Delegitimizing the Investigation
The FBI investigation into the handling of classified White House documents is still ongoing following the search at Mar-a-Lago, and the former president’s recent comments could be part of a strategy to deal with the probe.
“The rhetoric is certainly in line not just with the pre-January 6 language but, more generally, the kind of abrasive and crude language Trump has used since he began his presidential bid in 2015,” said Robert Singh, a professor at the Department of Politics at Birkbeck, University of London.
“How much of this is a strategic matter regarding the FBI and the DOJ is unclear,” he said. There was “little Trump can do to deter or dissuade any legal action if the DOJ decides, on the basis of the evidence, to go ahead,” Singh said.

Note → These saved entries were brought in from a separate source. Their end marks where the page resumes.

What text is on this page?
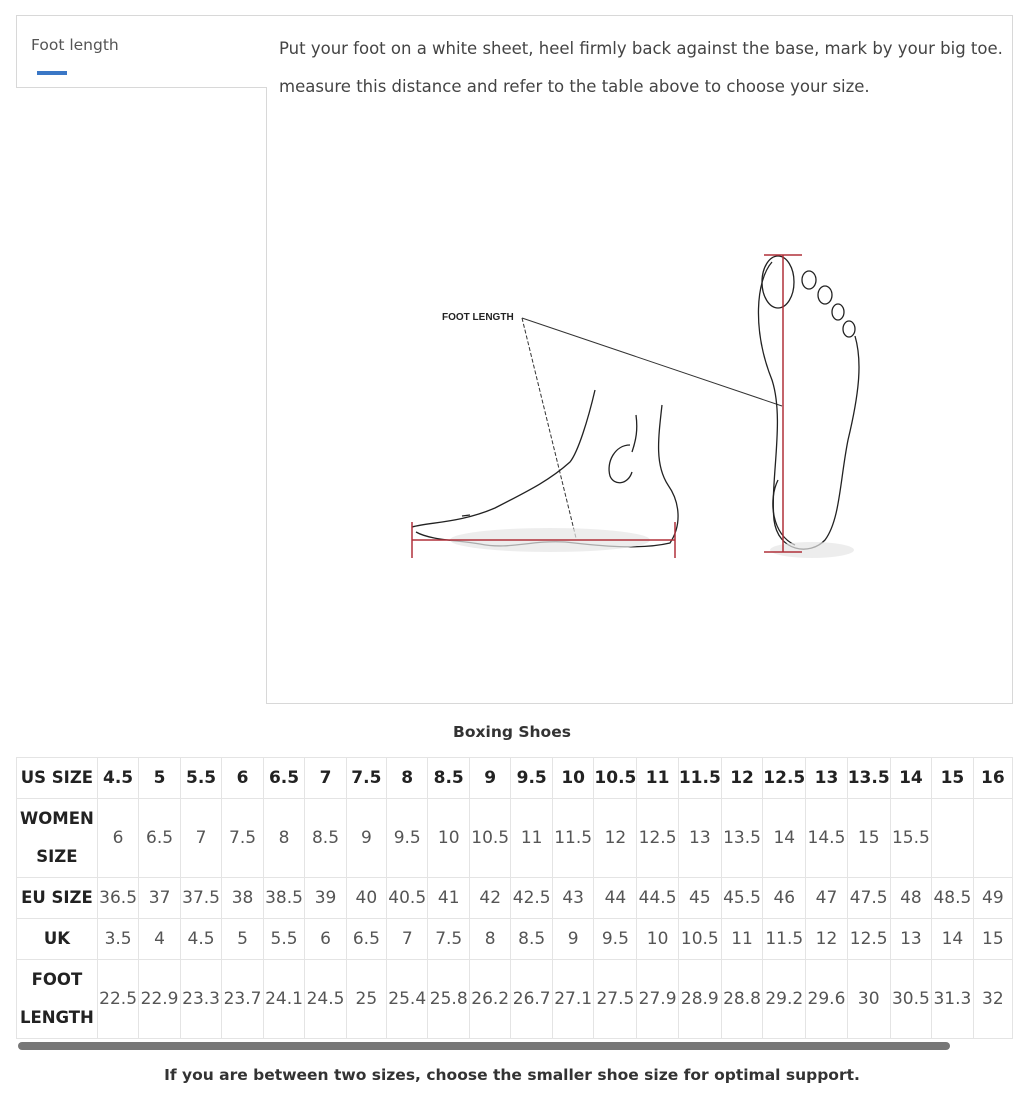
Foot length	Put your foot on a white sheet, heel firmly back against the base, mark by your big toe. measure this distance and refer to the table above to choose your size.
FOOT LENGTH
Boxing Shoes
US SIZE	4.5	5	5.5	6	6.5	7	7.5	8	8.5	9	9.5	10	10.5	11	11.5	12	12.5	13	13.5	14	15	16
WOMEN SIZE	6	6.5	7	7.5	8	8.5	9	9.5	10	10.5	11	11.5	12	12.5	13	13.5	14	14.5	15	15.5		
EU SIZE	36.5	37	37.5	38	38.5	39	40	40.5	41	42	42.5	43	44	44.5	45	45.5	46	47	47.5	48	48.5	49
UK	3.5	4	4.5	5	5.5	6	6.5	7	7.5	8	8.5	9	9.5	10	10.5	11	11.5	12	12.5	13	14	15
FOOT LENGTH	22.5	22.9	23.3	23.7	24.1	24.5	25	25.4	25.8	26.2	26.7	27.1	27.5	27.9	28.9	28.8	29.2	29.6	30	30.5	31.3	32
If you are between two sizes, choose the smaller shoe size for optimal support.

“But Trump, it seems to me, is more concerned to delegitimize the investigation, and any charges subsequently, in a political sense,” Singh said. “He may well end up arguing, as some have done recently, that even if this process goes ahead, only an impeachment proceeding by Congress can stop him running for the presidency again.”
Neither Trump nor anyone else has yet been charged as part of the investigation, but if charges are brought, they would almost certainly complicate any campaign for the White House that Trump may be planning.
Trump’s Advantage
Trump has painted the Mar-a-Lago search as part of a years-long effort to discredit him, and the ongoing investigation could play to his advantage, especially among Republicans.
“The self-portrayal as a martyr plays into the existing narrative of the ‘deep state’ seeking to derail him politically,” Singh told Newsweek. “Just at the moment when many Republicans were looking to other candidates for the 2024 nomination, this affair is something he can work to his advantage.”
“As we saw in his term in the White House, Trump has no respect for U.S. institutions, from the press to intelligence agencies. This was, after all, part of his appeal to many Republicans—that his crudeness and antipathy to institutions that they had also lost trust in was part of his ‘authenticity,’” Singh said.
“The darker side of this, as we’ve already seen over the past few days, is that it is encouraging some of his more extreme supporters to resort to their own actions, sometimes violent, to target local FBI offices and agents,” Singh said. “Once again, the shadow of political violence is a fire that Trump seems more than willing to fan.”
What makes Trump “so dangerous,” Thomas Gift said, was his “ability to bloviate out of both sides of his mouth, motivating his far-right MAGA foot soldiers toward extremism, while at the same time deftly escaping any criminal liability when they act.”